La secrétaire d'État peut se targuer d'avoir revitalisé la diplomatie américaine, consolidé ses alliances et apporté sa contribution aux retraits d'Irak et bientôt d'Afghanistan, à l'élimination de Ben Laden, à l'intervention en Libye, au soutien au printemps arabe, à l'isolement de la Corée du Nord et de l'Iran, au rééquilibrage des échanges avec l'Asie et au resserrement des liens avec l'Europe, l'Amérique latine et l'Afrique.

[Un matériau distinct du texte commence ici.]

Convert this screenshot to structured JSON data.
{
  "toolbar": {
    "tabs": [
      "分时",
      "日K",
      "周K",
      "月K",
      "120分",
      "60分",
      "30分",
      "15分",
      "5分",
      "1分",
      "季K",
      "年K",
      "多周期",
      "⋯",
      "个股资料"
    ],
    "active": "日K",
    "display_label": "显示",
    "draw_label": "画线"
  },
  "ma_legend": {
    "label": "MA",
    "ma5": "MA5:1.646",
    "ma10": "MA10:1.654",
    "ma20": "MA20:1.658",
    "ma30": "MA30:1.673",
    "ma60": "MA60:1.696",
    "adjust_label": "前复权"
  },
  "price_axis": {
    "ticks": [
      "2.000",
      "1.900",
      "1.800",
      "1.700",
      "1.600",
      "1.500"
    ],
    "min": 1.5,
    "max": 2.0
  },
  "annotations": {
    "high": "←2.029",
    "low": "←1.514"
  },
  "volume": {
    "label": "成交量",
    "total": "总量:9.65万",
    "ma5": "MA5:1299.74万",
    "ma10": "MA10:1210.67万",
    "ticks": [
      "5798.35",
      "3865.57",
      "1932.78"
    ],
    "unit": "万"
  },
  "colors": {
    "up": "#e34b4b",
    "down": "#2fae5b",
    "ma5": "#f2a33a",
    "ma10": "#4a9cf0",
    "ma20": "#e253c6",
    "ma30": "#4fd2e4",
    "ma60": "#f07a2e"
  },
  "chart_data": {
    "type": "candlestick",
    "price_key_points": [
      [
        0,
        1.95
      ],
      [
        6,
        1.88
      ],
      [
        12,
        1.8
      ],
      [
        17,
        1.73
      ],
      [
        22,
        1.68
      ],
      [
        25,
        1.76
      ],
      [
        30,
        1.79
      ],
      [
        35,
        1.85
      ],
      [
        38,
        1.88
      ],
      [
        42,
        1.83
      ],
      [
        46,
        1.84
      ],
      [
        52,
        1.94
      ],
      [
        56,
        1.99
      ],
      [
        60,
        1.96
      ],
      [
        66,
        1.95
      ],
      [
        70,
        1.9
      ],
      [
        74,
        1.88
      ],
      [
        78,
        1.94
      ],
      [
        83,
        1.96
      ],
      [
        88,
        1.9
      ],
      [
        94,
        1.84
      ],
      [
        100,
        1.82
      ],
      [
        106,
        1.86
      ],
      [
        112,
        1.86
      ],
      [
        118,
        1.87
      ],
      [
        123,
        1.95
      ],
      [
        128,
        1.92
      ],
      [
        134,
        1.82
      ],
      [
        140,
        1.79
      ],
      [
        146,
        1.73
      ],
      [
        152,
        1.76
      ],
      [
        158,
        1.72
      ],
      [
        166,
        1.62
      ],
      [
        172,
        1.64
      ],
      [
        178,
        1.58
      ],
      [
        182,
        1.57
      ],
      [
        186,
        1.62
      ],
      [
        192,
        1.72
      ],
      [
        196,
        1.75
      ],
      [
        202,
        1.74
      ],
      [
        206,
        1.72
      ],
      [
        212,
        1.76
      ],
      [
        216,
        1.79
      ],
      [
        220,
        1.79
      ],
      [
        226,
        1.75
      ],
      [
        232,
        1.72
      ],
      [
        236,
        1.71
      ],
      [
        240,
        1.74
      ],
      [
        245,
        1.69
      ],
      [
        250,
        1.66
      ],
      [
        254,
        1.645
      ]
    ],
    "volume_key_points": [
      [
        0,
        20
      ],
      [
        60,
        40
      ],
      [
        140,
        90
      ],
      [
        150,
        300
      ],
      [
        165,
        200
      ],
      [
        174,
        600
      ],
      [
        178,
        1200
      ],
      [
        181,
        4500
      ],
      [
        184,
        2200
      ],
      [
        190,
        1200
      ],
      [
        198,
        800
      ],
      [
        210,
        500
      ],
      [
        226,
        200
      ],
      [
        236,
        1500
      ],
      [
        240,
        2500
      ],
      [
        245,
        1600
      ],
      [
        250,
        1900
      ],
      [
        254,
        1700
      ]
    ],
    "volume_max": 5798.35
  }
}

Les dossiers que Hillary Clinton laisse à John Kerry

La Syrie
Après 22 mois de conflit et au moins 60 000 morts, « les pires prédictions sur ce qui pourrait arriver, tant à l'intérieur qu'à l'extérieur de la Syrie, font maintenant partie des possibilités », a déploré Hillary Clinton, assurant avoir fait « depuis deux ans tout ce qu'il était possible de faire ». Elle a accusé l'Iran d'« accroître son soutien au régime et aux forces armées du président syrien Bachar Al-Assad en envoyant davantage de personnel et [...] d'armement ». Elle a également montré du doigt la Russie, qui « continue de fournir une assistance financière et militaire » à Damas.

L'Iran
Pour tenter de résoudre le casse-tête du programme nucléaire iranien, Hillary Clinton est favorable à la poursuite de la stratégie américaine dite de la « double voie », qui consiste à imposer des sanctions économiques de plus en plus dures àTéhéran tout en essayant de l'amener à la table des négociations. Toutefois, « je ne pense pas que la fenêtre puisse rester ouverte beaucoup plus longtemps », a-t-elle prévenu, sans fixer d'ultimatum aux Iraniens.

La Corée du Nord
La menace par Pyongyang d'un nouvel essai nucléaire en signe de défi aux États-Unis constitue « le dossier prioritaire et vraiment inquiétant qui sera sur le bureau de John Kerry à son arrivée lundi », a jugé Mme Clinton. Elle s'est félicitée que les États-Unis aient été « rejoints par la Russie et la Chine pour imposer, au Conseil de sécurité de l'ONU, des sanctions renforcées contre la Corée du Nord ».

Le Mali
Les États-unis ont pris conscience, depuis l'attentat contre leur consulat à Benghazi en Libye le 11 septembre 2012, de la puissance des islamistes armés en Afrique du Nord et sub-saharienne, surtout d'Al-Qaïda au Maghreb islamique (AQMI), et s'inquiètent au sujet du trafic d'armes dans toute la région. « C'est vraiment pour nous l'occasion de réunir autour d'une table les pays d'Afrique du Nord, d'Afrique sub-saharienne, d'Europe et du Golfe, afin d'accroître nos efforts coordonnés », a proposé Mme Clinton. Au Mali, où les Américains soutiennent l'action française mais refusent d'intervenir militairement, la secrétaire d'État sortante s'est félicitée de la « formation d'une coalition internationale ».

L'Afghanistan
Le retrait militaire américain d'Afghanistan fin 2014 sera l'un des dossiers épineux du second mandat de Barack Obama, et Hillary Clinton s'est engagée à continuer de se battre pour la condition des femmes, l'une des grandes causes qu'elle a défendues à la tête de la diplomatie américaine. « Le bien-être des femmes et des filles en Afghanistan continue d'être une source d'inquiétude pour les États-Unis », a mis en garde Mme Clinton, annonçant qu'elle resterait coprésidente du Conseil américano-afghan pour les femmes, basé à Washington.